You create a CA certificate for the Mirage Gateway server using OpenSSL.

About this task

Linux is case sensitive.

Prerequisites

  • Create the server.conf file.

Procedure

  1. Access the OpenSSL command prompt.
  2. Create a root CA certificate. 
    openssl req -newkey rsa:4096 -sha512 -days 9999 -x509 -nodes -out root.cer
  3. Create additional internal data used in the server.conf file. 
    touch certindex
echo 000a > certserial
echo 000a > crlnumber
  4. Generate a CA certificate request for the Mirage Gateway server and the Mirage server. 
    openssl req -newkey rsa:4096 -sha512 -nodes -out server.csr -keyout server.key -subj "/C=CN/ST=bj/L=bj/O=VMware/OU=EUC/CN=10.117.162.236"

    The value for the CN variable must be the same as the FQDN or the IP address of the Mirage server specified during the Mirage server installation.

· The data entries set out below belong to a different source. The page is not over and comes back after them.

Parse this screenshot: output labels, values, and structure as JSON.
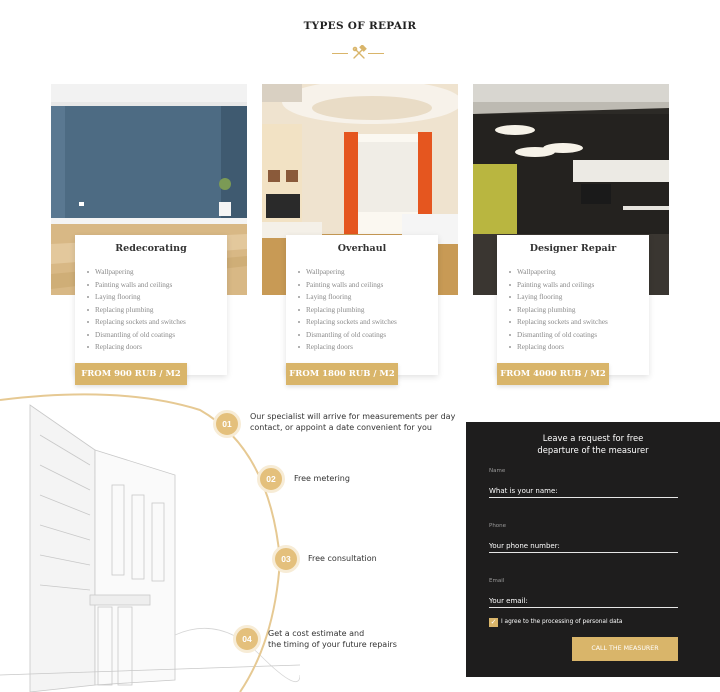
{
  "section": {
    "title": "TYPES OF REPAIR"
  },
  "cards": [
    {
      "name": "Redecorating",
      "items": [
        "Wallpapering",
        "Painting walls and ceilings",
        "Laying flooring",
        "Replacing plumbing",
        "Replacing sockets and switches",
        "Dismantling of old coatings",
        "Replacing doors"
      ],
      "price": "FROM 900 RUB / M2"
    },
    {
      "name": "Overhaul",
      "items": [
        "Wallpapering",
        "Painting walls and ceilings",
        "Laying flooring",
        "Replacing plumbing",
        "Replacing sockets and switches",
        "Dismantling of old coatings",
        "Replacing doors"
      ],
      "price": "FROM 1800 RUB / M2"
    },
    {
      "name": "Designer Repair",
      "items": [
        "Wallpapering",
        "Painting walls and ceilings",
        "Laying flooring",
        "Replacing plumbing",
        "Replacing sockets and switches",
        "Dismantling of old coatings",
        "Replacing doors"
      ],
      "price": "FROM 4000 RUB / M2"
    }
  ],
  "steps": [
    {
      "num": "01",
      "line1": "Our specialist will arrive for measurements per day",
      "line2": "contact, or appoint a date convenient for you"
    },
    {
      "num": "02",
      "line1": "Free metering",
      "line2": ""
    },
    {
      "num": "03",
      "line1": "Free consultation",
      "line2": ""
    },
    {
      "num": "04",
      "line1": "Get a cost estimate and",
      "line2": "the timing of your future repairs"
    }
  ],
  "form": {
    "heading_line1": "Leave a request for free",
    "heading_line2": "departure of the measurer",
    "name_label": "Name",
    "name_value": "What is your name:",
    "phone_label": "Phone",
    "phone_value": "Your phone number:",
    "email_label": "Email",
    "email_value": "Your email:",
    "consent": "I agree to the processing of personal data",
    "submit": "CALL THE MEASURER"
  },
  "colors": {
    "accent": "#d9b56a",
    "form_bg": "#1e1d1d"
  },
  "icons": {
    "title": "hammer-wrench-icon",
    "checkbox": "check-icon"
  }
}
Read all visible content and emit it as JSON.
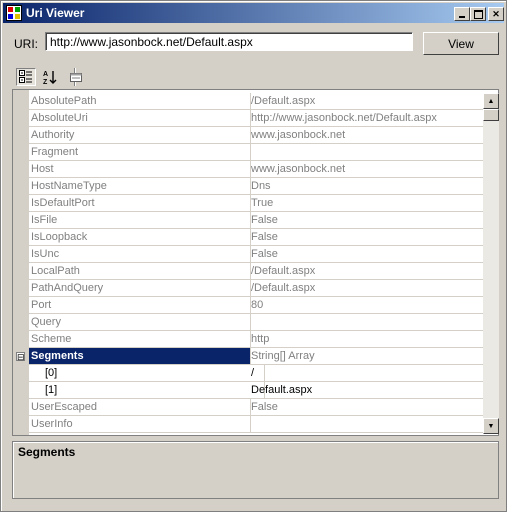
{
  "window": {
    "title": "Uri Viewer",
    "icon": "app-window-icon"
  },
  "title_buttons": [
    "minimize-icon",
    "maximize-icon",
    "close-icon"
  ],
  "uri": {
    "label": "URI:",
    "value": "http://www.jasonbock.net/Default.aspx",
    "view_button": "View"
  },
  "toolbar": {
    "tools": [
      "categorized-icon",
      "alphabetical-sort-icon",
      "property-pages-icon"
    ]
  },
  "grid": {
    "rows": [
      {
        "name": "AbsolutePath",
        "value": "/Default.aspx"
      },
      {
        "name": "AbsoluteUri",
        "value": "http://www.jasonbock.net/Default.aspx"
      },
      {
        "name": "Authority",
        "value": "www.jasonbock.net"
      },
      {
        "name": "Fragment",
        "value": ""
      },
      {
        "name": "Host",
        "value": "www.jasonbock.net"
      },
      {
        "name": "HostNameType",
        "value": "Dns"
      },
      {
        "name": "IsDefaultPort",
        "value": "True"
      },
      {
        "name": "IsFile",
        "value": "False"
      },
      {
        "name": "IsLoopback",
        "value": "False"
      },
      {
        "name": "IsUnc",
        "value": "False"
      },
      {
        "name": "LocalPath",
        "value": "/Default.aspx"
      },
      {
        "name": "PathAndQuery",
        "value": "/Default.aspx"
      },
      {
        "name": "Port",
        "value": "80"
      },
      {
        "name": "Query",
        "value": ""
      },
      {
        "name": "Scheme",
        "value": "http"
      },
      {
        "name": "Segments",
        "value": "String[] Array",
        "selected": true,
        "expanded": true,
        "expander": "⊟"
      },
      {
        "name": "[0]",
        "value": "/",
        "child": true
      },
      {
        "name": "[1]",
        "value": "Default.aspx",
        "child": true
      },
      {
        "name": "UserEscaped",
        "value": "False"
      },
      {
        "name": "UserInfo",
        "value": ""
      }
    ]
  },
  "help": {
    "title": "Segments"
  }
}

  5. Create a certificate for the Mirage Image Service Gateway server and the Mirage Image Service server. 
    openssl ca -batch -config server.conf -notext -in server.csr -out server.cer
  6. Convert the certificate for the Mirage Gateway server to .pem format. 
    cat server.key server.cer >GW.pem
  7. Convert the certificate for the Mirage server to .pfx format. 
    openssl pkcs12 -export -inkey server.key -in server.cer -out Server.pfx

Results

Import the certificate by using the Web console.